The thought of a 15-year-old boy walking out of his parents’ home stating that he is going alone to the city to “hang” for a few days without any further contact or involvement of the parents, would be met with an appropriate response that such an undertaking would be ridiculous and not acceptable. This seems obvious, yet most parents allow the unfettered and unmonitored use of social media which brings the ills of society directly into the hands of teens. Parental monitoring and guidance is an expected and necessary part of a teen’s healthy psycho-social development and safety. Unfortunately, when parental oversight and monitoring relates to the Internet and social media, there is often an immediate mention of a perceived lack of trust and privacy.

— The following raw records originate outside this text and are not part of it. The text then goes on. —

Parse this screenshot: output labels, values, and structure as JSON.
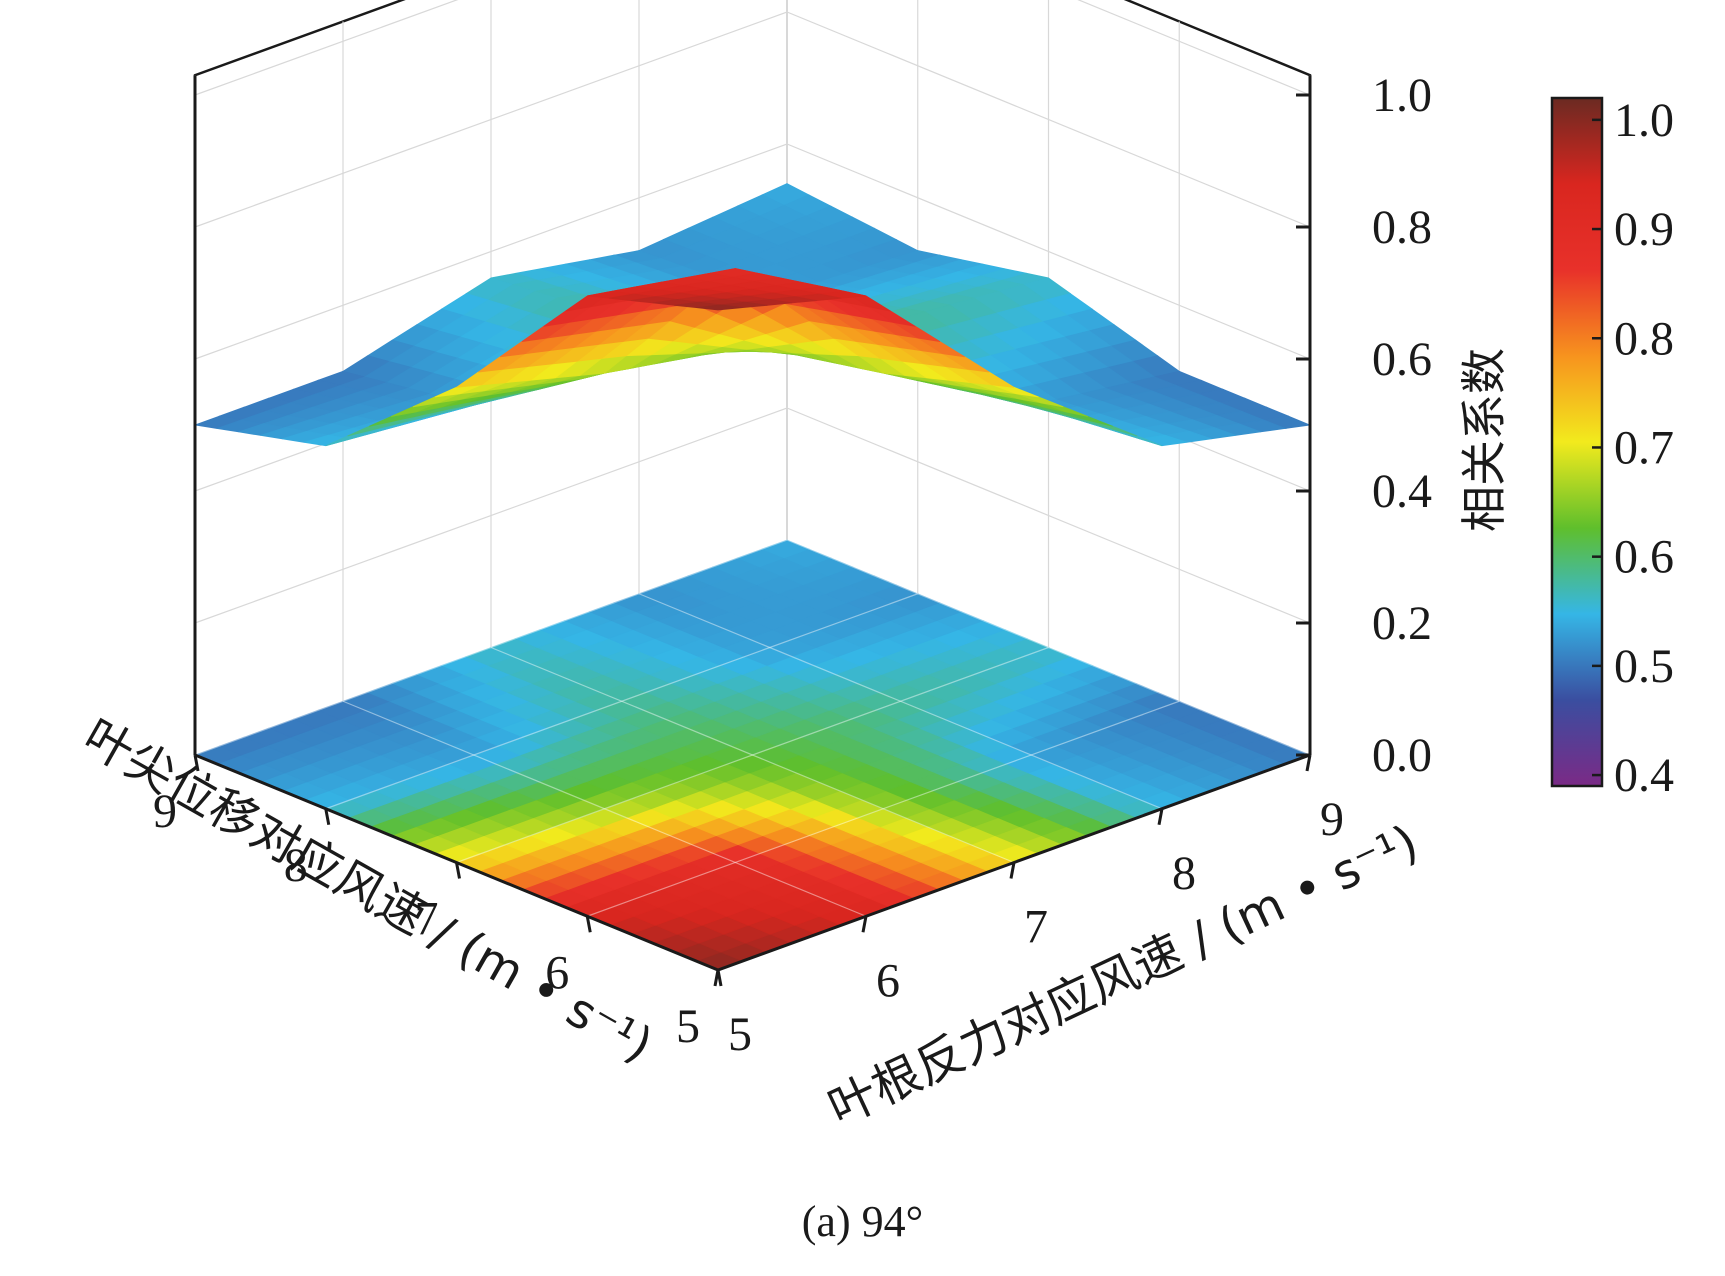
{
  "chart_data": {
    "type": "surface3d",
    "title": "",
    "caption": "(a) 94°",
    "x_axis": {
      "label": "叶尖位移对应风速 / (m • s⁻¹)",
      "ticks": [
        9,
        8,
        7,
        6,
        5
      ]
    },
    "y_axis": {
      "label": "叶根反力对应风速 / (m • s⁻¹)",
      "ticks": [
        5,
        6,
        7,
        8,
        9
      ]
    },
    "z_axis": {
      "label": "相关系数",
      "ticks": [
        "0.0",
        "0.2",
        "0.4",
        "0.6",
        "0.8",
        "1.0"
      ],
      "range": [
        0,
        1
      ]
    },
    "colorbar": {
      "ticks": [
        "0.4",
        "0.5",
        "0.6",
        "0.7",
        "0.8",
        "0.9",
        "1.0"
      ],
      "range": [
        0.39,
        1.02
      ],
      "colors": [
        "#7b2a86",
        "#3a4ea0",
        "#35b6e6",
        "#5fbf2c",
        "#f2ea1d",
        "#f7931e",
        "#e8312a",
        "#d9261f",
        "#6b2a22"
      ]
    },
    "x_values": [
      5,
      6,
      7,
      8,
      9
    ],
    "y_values": [
      5,
      6,
      7,
      8,
      9
    ],
    "z_matrix_note": "",
    "z_matrix": [
      [
        1.0,
        0.94,
        0.72,
        0.55,
        0.5
      ],
      [
        0.94,
        0.9,
        0.66,
        0.53,
        0.5
      ],
      [
        0.72,
        0.66,
        0.62,
        0.58,
        0.56
      ],
      [
        0.55,
        0.53,
        0.58,
        0.53,
        0.52
      ],
      [
        0.5,
        0.5,
        0.56,
        0.52,
        0.54
      ]
    ]
  }
}
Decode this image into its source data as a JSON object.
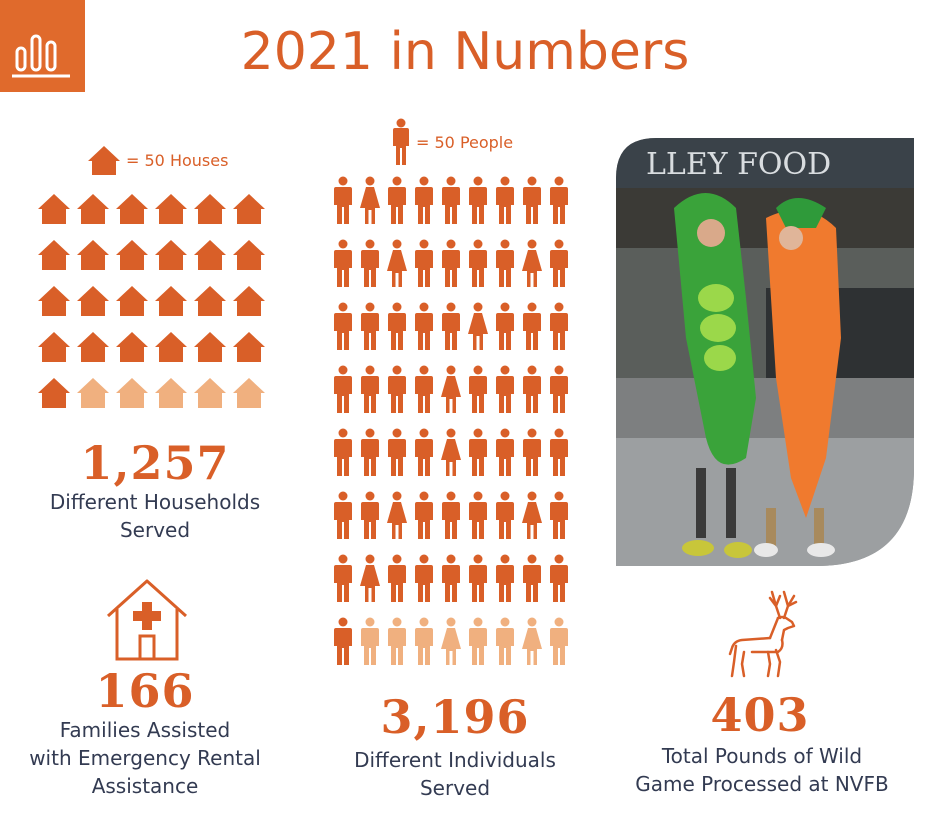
{
  "title": "2021 in Numbers",
  "colors": {
    "primary": "#d95f28",
    "light": "#f0b07f",
    "text": "#333b52"
  },
  "icons": {
    "logo": "bar-chart-icon",
    "house": "house-icon",
    "person": "person-icon",
    "rental": "house-medical-cross-icon",
    "game": "deer-icon"
  },
  "houses": {
    "legend": "= 50 Houses",
    "filled": 25,
    "total": 30,
    "value": "1,257",
    "label_line1": "Different Households",
    "label_line2": "Served"
  },
  "people": {
    "legend": "= 50 People",
    "filled": 64,
    "total": 72,
    "value": "3,196",
    "label_line1": "Different Individuals",
    "label_line2": "Served"
  },
  "rental": {
    "value": "166",
    "label_line1": "Families Assisted",
    "label_line2": "with Emergency Rental",
    "label_line3": "Assistance"
  },
  "game": {
    "value": "403",
    "label_line1": "Total Pounds of Wild",
    "label_line2": "Game Processed at NVFB"
  },
  "photo": {
    "sign_text": "LLEY FOOD"
  }
}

The analogy of releasing the teen alone for days in the city is not a far stretch, as the use of social media among teens may involve every conceivable concern a parent can have when dealing with the most troubling aspects of our society.
Videos, photos, links to websites, and comments are regularly circulated via social media not only depicting illegal conduct, but even providing instruction on how to engage in the criminal conduct. For example, teens are barraged with images of their schoolmates engaging in the underage consumption of alcohol and the use of illegal drugs as a common interaction on social media outlets such as Snapchat and Instagram. Snapchat allows the user to send out photos and videos (up to 10 seconds in length) that self-delete once opened and viewed by the receiver(s). The sender can set the image to briefly flash and delete in as little as 1 second. Teens are very creative and bold in sending these images which often depict nudity, drug use, etc. While they believe the images delete and are no longer available, the reality is that the troubling images are easily captured using various applications, such as Snapcapture, Snapsave, and Snaphack. Nothing sent via the Internet or through a cellular phone should ever be considered permanently deleted.
Each of the social media applications require the use of a valid email address to initiate and maintain an account and rely on a User ID and password to access. The most popular social media applications currently used by teens today are Instagram, Twitter, Snapchat, and Vine, while Facebook has largely fallen out of favor with teens, since it is dominated by adults. While teens commonly maintain a Facebook account, they utilize the other outlets for peer interaction. In addition to social media applications, the use of YouTube is very common both to research questionable behaviors and to post videos of questionable behaviors. Parents will often demand to know who taught their teen about illegal drugs, when in fact the teen learned all they needed to no through very detailed YouTube videos that the teen researched and observed via the Internet while within their own homes. Literally, everything is available via the Internet and tends to make its way to teens through social media, so parents should work to stay informed as to what is influencing their teens.